Only four or five years ago, I couldn’t adjust to college life only two hours away from home. I called daily for the first few weeks, at times begging to be brought home. I just “couldn’t do it”. Well, I did it. Even if it meant coming home every weekend and then later on every other weekend. Even when I “moved in” with P for a year or so, I still made a point to go home every time I was in for the weekend. I always thought I’d end up married and with kids here in Kentucky, seeing my family on weekends and calling at least someone every evening.
And then I moved to England. How’s that for a different direction?
I know people thought I probably wouldn’t do it or go through with it. I know the type of person I am, and I have to tell ya, even I doubted myself and my decision to move there at times. Hell, I still do.

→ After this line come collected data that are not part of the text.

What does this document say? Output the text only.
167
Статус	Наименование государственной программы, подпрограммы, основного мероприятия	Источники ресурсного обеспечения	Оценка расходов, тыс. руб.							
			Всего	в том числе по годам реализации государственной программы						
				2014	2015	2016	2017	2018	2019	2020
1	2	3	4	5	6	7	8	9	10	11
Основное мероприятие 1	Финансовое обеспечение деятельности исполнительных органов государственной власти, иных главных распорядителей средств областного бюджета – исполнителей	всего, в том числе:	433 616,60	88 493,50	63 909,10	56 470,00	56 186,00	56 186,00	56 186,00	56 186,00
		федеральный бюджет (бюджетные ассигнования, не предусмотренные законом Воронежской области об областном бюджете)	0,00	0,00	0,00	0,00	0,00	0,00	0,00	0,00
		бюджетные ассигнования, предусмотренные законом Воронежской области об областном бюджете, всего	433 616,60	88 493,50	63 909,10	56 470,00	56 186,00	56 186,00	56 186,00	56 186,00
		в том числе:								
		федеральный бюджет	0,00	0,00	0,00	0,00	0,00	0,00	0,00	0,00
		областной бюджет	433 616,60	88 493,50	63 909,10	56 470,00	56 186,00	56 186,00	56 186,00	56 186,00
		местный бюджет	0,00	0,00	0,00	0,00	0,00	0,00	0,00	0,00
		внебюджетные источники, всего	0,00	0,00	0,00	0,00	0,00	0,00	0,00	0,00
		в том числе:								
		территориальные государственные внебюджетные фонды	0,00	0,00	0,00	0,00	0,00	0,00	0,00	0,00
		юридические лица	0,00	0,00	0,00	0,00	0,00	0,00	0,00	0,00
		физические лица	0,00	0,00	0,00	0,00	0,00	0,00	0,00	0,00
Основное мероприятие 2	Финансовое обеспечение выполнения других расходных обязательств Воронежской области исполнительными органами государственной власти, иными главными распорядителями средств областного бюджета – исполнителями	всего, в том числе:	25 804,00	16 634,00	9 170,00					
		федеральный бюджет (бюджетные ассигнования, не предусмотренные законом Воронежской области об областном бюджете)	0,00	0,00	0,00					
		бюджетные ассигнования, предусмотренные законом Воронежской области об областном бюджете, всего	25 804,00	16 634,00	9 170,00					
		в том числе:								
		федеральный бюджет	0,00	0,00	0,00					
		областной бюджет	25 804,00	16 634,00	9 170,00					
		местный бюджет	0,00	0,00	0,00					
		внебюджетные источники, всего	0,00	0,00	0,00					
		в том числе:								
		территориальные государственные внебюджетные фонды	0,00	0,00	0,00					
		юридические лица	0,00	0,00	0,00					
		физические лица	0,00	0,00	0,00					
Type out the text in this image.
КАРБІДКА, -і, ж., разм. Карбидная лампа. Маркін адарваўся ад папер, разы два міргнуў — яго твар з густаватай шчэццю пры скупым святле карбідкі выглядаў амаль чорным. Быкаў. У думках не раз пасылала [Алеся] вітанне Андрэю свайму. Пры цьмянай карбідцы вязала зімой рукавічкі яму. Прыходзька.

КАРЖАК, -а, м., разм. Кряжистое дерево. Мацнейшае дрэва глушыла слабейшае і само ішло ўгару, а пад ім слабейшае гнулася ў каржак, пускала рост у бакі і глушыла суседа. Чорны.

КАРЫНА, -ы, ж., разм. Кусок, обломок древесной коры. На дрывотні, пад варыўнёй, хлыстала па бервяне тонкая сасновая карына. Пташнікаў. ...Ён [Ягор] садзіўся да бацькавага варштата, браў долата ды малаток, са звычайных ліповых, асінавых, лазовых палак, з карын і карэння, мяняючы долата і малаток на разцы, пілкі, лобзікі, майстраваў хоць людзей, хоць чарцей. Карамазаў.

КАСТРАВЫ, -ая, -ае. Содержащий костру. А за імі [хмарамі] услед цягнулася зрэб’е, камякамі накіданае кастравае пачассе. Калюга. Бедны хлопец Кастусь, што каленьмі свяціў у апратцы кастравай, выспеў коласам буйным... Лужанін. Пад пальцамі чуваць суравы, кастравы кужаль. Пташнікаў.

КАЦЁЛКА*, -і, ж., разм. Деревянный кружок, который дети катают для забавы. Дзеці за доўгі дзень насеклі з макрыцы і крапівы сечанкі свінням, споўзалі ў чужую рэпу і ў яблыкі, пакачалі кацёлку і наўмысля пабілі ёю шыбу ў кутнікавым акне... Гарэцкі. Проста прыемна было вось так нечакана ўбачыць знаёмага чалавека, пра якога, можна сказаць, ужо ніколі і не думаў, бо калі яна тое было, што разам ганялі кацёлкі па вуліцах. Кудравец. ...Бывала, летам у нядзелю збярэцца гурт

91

But then I think about how much I’ve matured and grown as a person and how much I have left to grow, and I know it’s all for the best.
But now it’s getting harder to leave. Really, really hard. Now I’m craving that little house with N here in Louisville. I want those nightly phone calls and weekend lunches/visits. I want to settle down and have kids. I feel like I’m done with living elsewhere. I want to put down roots, and I just don’t see that happening in London.
Erg. This is all just stream of consciousness writing to ease my nerves. I don’t feel like any of this is making any sense, so I’ll leave off here.
Memom wanted a bit more of an upbeat entry, so hopefully this’ll suffice. Not exactly jumping for joy, but not weeping either.